L'opposition accuse le gouvernement libéral d'entretenir des liens trop étroits avec le secteur privé pour la création de la Banque d'infrastructure du Canada.

Le Globe and Mail révélait vendredi matin que des employés de la firme d'investissement BlackRock auraient conseillé des hauts fonctionnaires et des attachés politiques sur le contenu d'une présentation que le ministre des Infrastructures, Amarjeet Sohi, devait faire auprès des clients de cette firme.

BlackRock est l'un des investisseurs qui pourraient financer des projets par l'entremise de la Banque d'infrastructure du Canada.

Le Parti conservateur, le Nouveau Parti démocratique et le Bloc québécois y voient un conflit d'intérêts.

Le bloquiste Gabriel Ste-Marie a affirmé vendredi que BlackRock est «juge et partie» dans la création de la Banque d'infrastructure du Canada.

«Dans la plateforme électorale des libéraux, l'idée de cette banque-là, c'était d'aider les municipalités à emprunter pour leurs infrastructures à des taux d'intérêt plus avantageux, a-t-il rappelé.

«Là, c'est de venir offrir des garanties de prêt aux entreprises privées, aux banques d'investissement, aux fonds d'investissement comme BlackRock, qui est juge et partie», a-t-il ajouté.

Le député conservateur Pierre Poilievre craint que les «mieux nantis» puissent ainsi en profiter pour s'enrichir aux dépens des contribuables.

«C'est le rôle du gouvernement de protéger les intérêts des contribuables, mais c'est le rôle de ces investisseurs de recevoir une rente en minimisant leur risque», a-t-il expliqué.

«Ce que les libéraux sont en train d'établir avec la Banque d'infrastructure, c'est de séparer le risque et le profit.
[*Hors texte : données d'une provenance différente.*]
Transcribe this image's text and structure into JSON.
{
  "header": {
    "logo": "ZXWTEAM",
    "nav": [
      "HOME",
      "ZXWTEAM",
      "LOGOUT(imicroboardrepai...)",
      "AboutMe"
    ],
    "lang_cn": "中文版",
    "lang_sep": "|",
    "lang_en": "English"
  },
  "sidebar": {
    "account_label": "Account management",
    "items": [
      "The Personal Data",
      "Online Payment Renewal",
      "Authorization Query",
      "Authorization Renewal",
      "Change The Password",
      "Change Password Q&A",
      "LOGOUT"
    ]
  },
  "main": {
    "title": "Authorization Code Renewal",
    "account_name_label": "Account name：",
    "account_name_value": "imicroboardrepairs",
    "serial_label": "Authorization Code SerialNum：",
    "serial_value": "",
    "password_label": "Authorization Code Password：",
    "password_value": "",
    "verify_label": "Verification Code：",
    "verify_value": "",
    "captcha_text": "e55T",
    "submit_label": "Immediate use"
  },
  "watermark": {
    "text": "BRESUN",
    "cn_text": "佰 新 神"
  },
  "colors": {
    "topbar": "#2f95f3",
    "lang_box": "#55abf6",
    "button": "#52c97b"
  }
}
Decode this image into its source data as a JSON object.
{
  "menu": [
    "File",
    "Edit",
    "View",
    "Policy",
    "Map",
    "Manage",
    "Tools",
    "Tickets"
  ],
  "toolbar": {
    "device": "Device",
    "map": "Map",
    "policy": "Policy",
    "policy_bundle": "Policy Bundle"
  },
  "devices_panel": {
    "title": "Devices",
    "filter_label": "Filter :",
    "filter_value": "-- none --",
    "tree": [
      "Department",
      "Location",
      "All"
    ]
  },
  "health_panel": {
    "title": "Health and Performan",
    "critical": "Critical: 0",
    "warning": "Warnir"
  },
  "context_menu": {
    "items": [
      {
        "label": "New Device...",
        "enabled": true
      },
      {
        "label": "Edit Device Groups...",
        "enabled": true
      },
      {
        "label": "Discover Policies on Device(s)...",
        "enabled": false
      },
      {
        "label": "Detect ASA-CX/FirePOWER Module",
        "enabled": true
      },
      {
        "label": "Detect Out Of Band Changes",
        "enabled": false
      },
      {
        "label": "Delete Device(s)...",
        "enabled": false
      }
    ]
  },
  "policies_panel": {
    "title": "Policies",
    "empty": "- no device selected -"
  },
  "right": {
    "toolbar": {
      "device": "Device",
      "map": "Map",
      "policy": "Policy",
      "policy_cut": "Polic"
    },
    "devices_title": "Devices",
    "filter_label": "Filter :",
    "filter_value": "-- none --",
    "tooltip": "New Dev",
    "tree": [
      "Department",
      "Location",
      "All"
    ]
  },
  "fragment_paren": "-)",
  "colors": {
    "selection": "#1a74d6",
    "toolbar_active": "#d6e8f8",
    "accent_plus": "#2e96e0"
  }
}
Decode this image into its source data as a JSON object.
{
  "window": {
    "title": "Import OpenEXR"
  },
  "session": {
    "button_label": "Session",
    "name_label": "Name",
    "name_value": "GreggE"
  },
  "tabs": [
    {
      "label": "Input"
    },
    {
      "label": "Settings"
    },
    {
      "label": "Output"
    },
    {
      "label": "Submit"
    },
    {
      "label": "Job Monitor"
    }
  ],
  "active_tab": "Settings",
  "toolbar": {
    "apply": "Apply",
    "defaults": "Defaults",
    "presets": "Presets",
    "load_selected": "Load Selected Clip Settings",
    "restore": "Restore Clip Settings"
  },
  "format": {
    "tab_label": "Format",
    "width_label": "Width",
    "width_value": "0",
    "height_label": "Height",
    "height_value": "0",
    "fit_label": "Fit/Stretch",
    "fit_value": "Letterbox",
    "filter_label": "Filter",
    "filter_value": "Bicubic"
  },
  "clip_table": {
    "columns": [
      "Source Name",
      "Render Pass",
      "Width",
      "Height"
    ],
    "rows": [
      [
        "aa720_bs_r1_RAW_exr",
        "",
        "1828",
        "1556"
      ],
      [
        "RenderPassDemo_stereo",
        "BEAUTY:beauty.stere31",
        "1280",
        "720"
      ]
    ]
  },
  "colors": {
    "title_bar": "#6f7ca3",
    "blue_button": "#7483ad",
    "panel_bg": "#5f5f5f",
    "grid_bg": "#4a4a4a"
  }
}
Les contribuables auront le risque et le secteur privé aura le profit», a-t-il continué.

Le député néo-démocrate Alexandre Boulerice va plus loin. Il accuse le gouvernement Trudeau d'être devenu «l'instrument de certains groupes financiers extrêmement puissants» pour créer une structure d'investissement qui correspond à «leurs intérêts».

«En ce moment, le gouvernement libéral ressemble à une marionnette manipulée par de puissants groupes financiers qui ont des intérêts directs dans le fait d'investir et de tirer bénéfice dans ces infrastructures-là sur le dos des gens qui vont probablement avoir des péages et des frais d'utilisation», a-t-il dit.

«Comment, sinon, ces infrastructures-là vont-elle dégager des profits, puis des rendements pour les investisseurs privés?», a-t-il demandé.

«Ça c'est des suppositions, puis je pense que les gens s'affolent un peu», a répondu le secrétaire parlementaire du ministre des Infrastructures, Marc Miller.

«Il y a des partis d'opposition qui ont pas confiance dans le secteur privé, a-t-il ajouté. Nous, on fait confiance quand ça se doit, et c'est un outil parmi tant d'autres pour investir dans notre projet historique d'infrastructure.»

Le gouvernement veut créer la Banque d'infrastructure du Canada pour permettre à des investisseurs privés de financer certains projets et ainsi stimuler la croissance économique. Un montant de 15 milliards proviendrait des fonds publics.

«Prix de consolation» pour Montréal ?

Le Bloc québécois se demande si Montréal pourra réellement obtenir le siège social de la Banque d'infrastructure du Canada comme l'espérait le milieu financier de la métropole.

La ministre du Développement international, Marie-Claude Bibeau, a annoncé vendredi que les bureaux du nouvel Institut de financement du développement seront établis à Montréal. Cet institut recevra 300 millions au cours des cinq prochaines années pour attirer des investissements privés dans les pays en voie de développement.

Le député bloquiste Ste-Marie estime qu'il pourrait s'agir d'un «prix de consolation».

«La Banque d'infrastructure, nous on est contre son principe parce que c'est une banque de privatisation des infrastructures, mais au moins, ça devait revenir à Montréal. Le milieu s'était mobilisé. Là des »peanuts« en compensation, ça m'étonnerait pas que ça soit ça», a-t-il soutenu.